Plot Type : The Quest
Love in the Time of Cholera is, in a weird way, kind of a whacked-out version of a quest story. The problem is, we're not really sure if we can get behind the hero's journey. Let us explain.
The Call
Florentino is smitten. Zing!
Consider this: Florentino falls in love with Fermina Daza at first sight. He knows, no matter the obstacles, that he has to marry her, or life will be intolerable. In fact, he seems to have some sort of preternatural assurance that the two of them are destined to be together.
The Journey
Waiting…and waiting…and waiting some more.
OK, so Florentino's "journey" to true-love-wedded-bliss with Fermina Daza doesn't involve very much actual journeying. In fact, it's sort of the anti-journey, since it involves Florentino staying in one place for a really long time, as she marries Dr. Urbino and Florentino waits for the man to kick the bucket. Florentino resolves that "never again would he abandon the city of Fermina Daza" (3.134). Think of Florentino's journey as a temporal one – all he has to do is wait for her husband to die.
Arrival and Frustration
Florentino can't hold it in any longer! (No, we're not talking about his chronic diarrhea.)
After more than fifty years, Dr.
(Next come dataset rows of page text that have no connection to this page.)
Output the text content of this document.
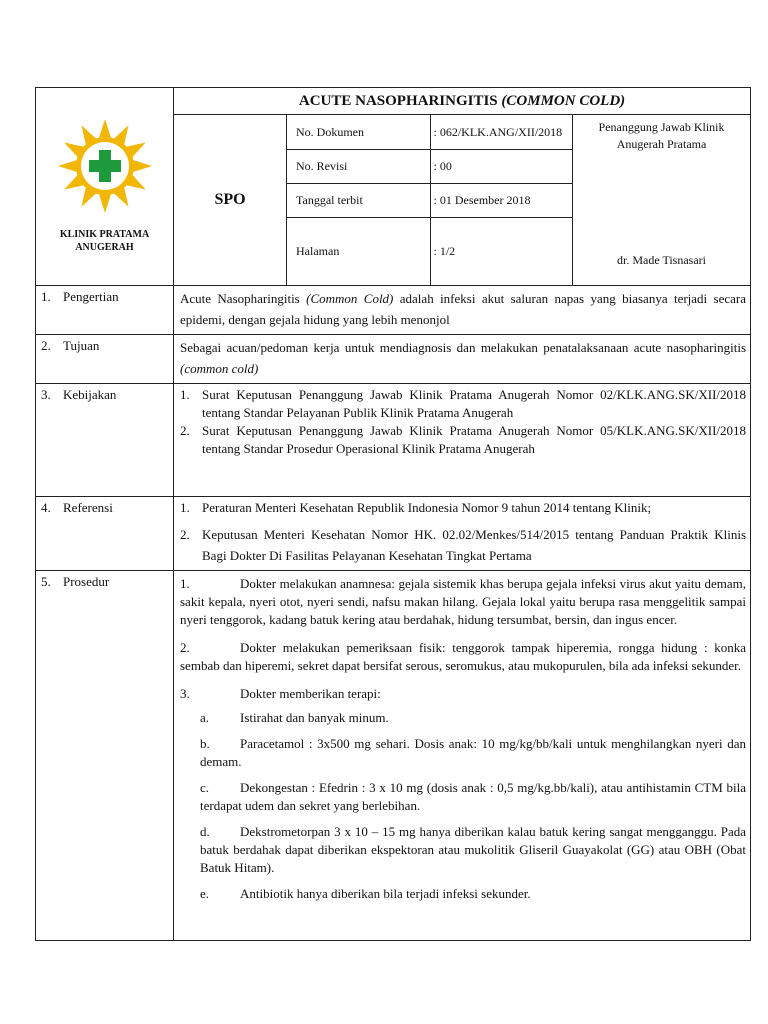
KLINIK PRATAMA ANUGERAH
	ACUTE NASOPHARINGITIS (COMMON COLD)
SPO	
No. Dokumen	: 062/KLK.ANG/XII/2018
No. Revisi	: 00
Tanggal terbit	: 01 Desember 2018
Halaman	: 1/2

Penanggung Jawab Klinik Anugerah Pratama
dr. Made Tisnasari

1. Pengertian	Acute Nasopharingitis (Common Cold) adalah infeksi akut saluran napas yang biasanya terjadi secara epidemi, dengan gejala hidung yang lebih menonjol
2. Tujuan	Sebagai acuan/pedoman kerja untuk mendiagnosis dan melakukan penatalaksanaan acute nasopharingitis (common cold)
3. Kebijakan	1. Surat Keputusan Penanggung Jawab Klinik Pratama Anugerah Nomor 02/KLK.ANG.SK/XII/2018 tentang Standar Pelayanan Publik Klinik Pratama Anugerah
2. Surat Keputusan Penanggung Jawab Klinik Pratama Anugerah Nomor 05/KLK.ANG.SK/XII/2018 tentang Standar Prosedur Operasional Klinik Pratama Anugerah

4. Referensi	1. Peraturan Menteri Kesehatan Republik Indonesia Nomor 9 tahun 2014 tentang Klinik;
2. Keputusan Menteri Kesehatan Nomor HK. 02.02/Menkes/514/2015 tentang Panduan Praktik Klinis Bagi Dokter Di Fasilitas Pelayanan Kesehatan Tingkat Pertama

5. Prosedur	1.	Dokter melakukan anamnesa: gejala sistemik khas berupa gejala infeksi virus akut yaitu demam, sakit kepala, nyeri otot, nyeri sendi, nafsu makan hilang. Gejala lokal yaitu berupa rasa menggelitik sampai nyeri tenggorok, kadang batuk kering atau berdahak, hidung tersumbat, bersin, dan ingus encer.
2.	Dokter melakukan pemeriksaan fisik: tenggorok tampak hiperemia, rongga hidung : konka sembab dan hiperemi, sekret dapat bersifat serous, seromukus, atau mukopurulen, bila ada infeksi sekunder.
3.	Dokter memberikan terapi:
a. Istirahat dan banyak minum.
b. Paracetamol : 3x500 mg sehari. Dosis anak: 10 mg/kg/bb/kali untuk menghilangkan nyeri dan demam.
c. Dekongestan : Efedrin : 3 x 10 mg (dosis anak : 0,5 mg/kg.bb/kali), atau antihistamin CTM bila terdapat udem dan sekret yang berlebihan.
d. Dekstrometorpan 3 x 10 – 15 mg hanya diberikan kalau batuk kering sangat mengganggu. Pada batuk berdahak dapat diberikan ekspektoran atau mukolitik Gliseril Guayakolat (GG) atau OBH (Obat Batuk Hitam).
e. Antibiotik hanya diberikan bila terjadi infeksi sekunder.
Urbino finally dies, and Florentino is free to remind Fermina Daza of his undying devotion to her. Unfortunately, this does not go over as well as he had hoped. Fermina is outraged and kicks him out of her house.
Final Ordeals
There is nothing Florentino won't do to change Fermina's mind.
Still, Florentino doesn't give up. He buys a typewriter, learns to type, and then spends a year writing letters to Fermina about his philosophy of love. Eventually, he manages to get her to agree to take a river cruise with him.
The Goal
Creepy, morbid, decaying, eternal true love.
On the boat, Florentino finally gets the girl. Though the atrocities of real life – including a society that does not approve of their relationship, Fermina's attachment to her dead former husband, and the suicide of Florentino's teenaged former lover – threaten to intrude on their romantic bliss, Florentino manages to persuade Fermina to sail up and down the river with him forever.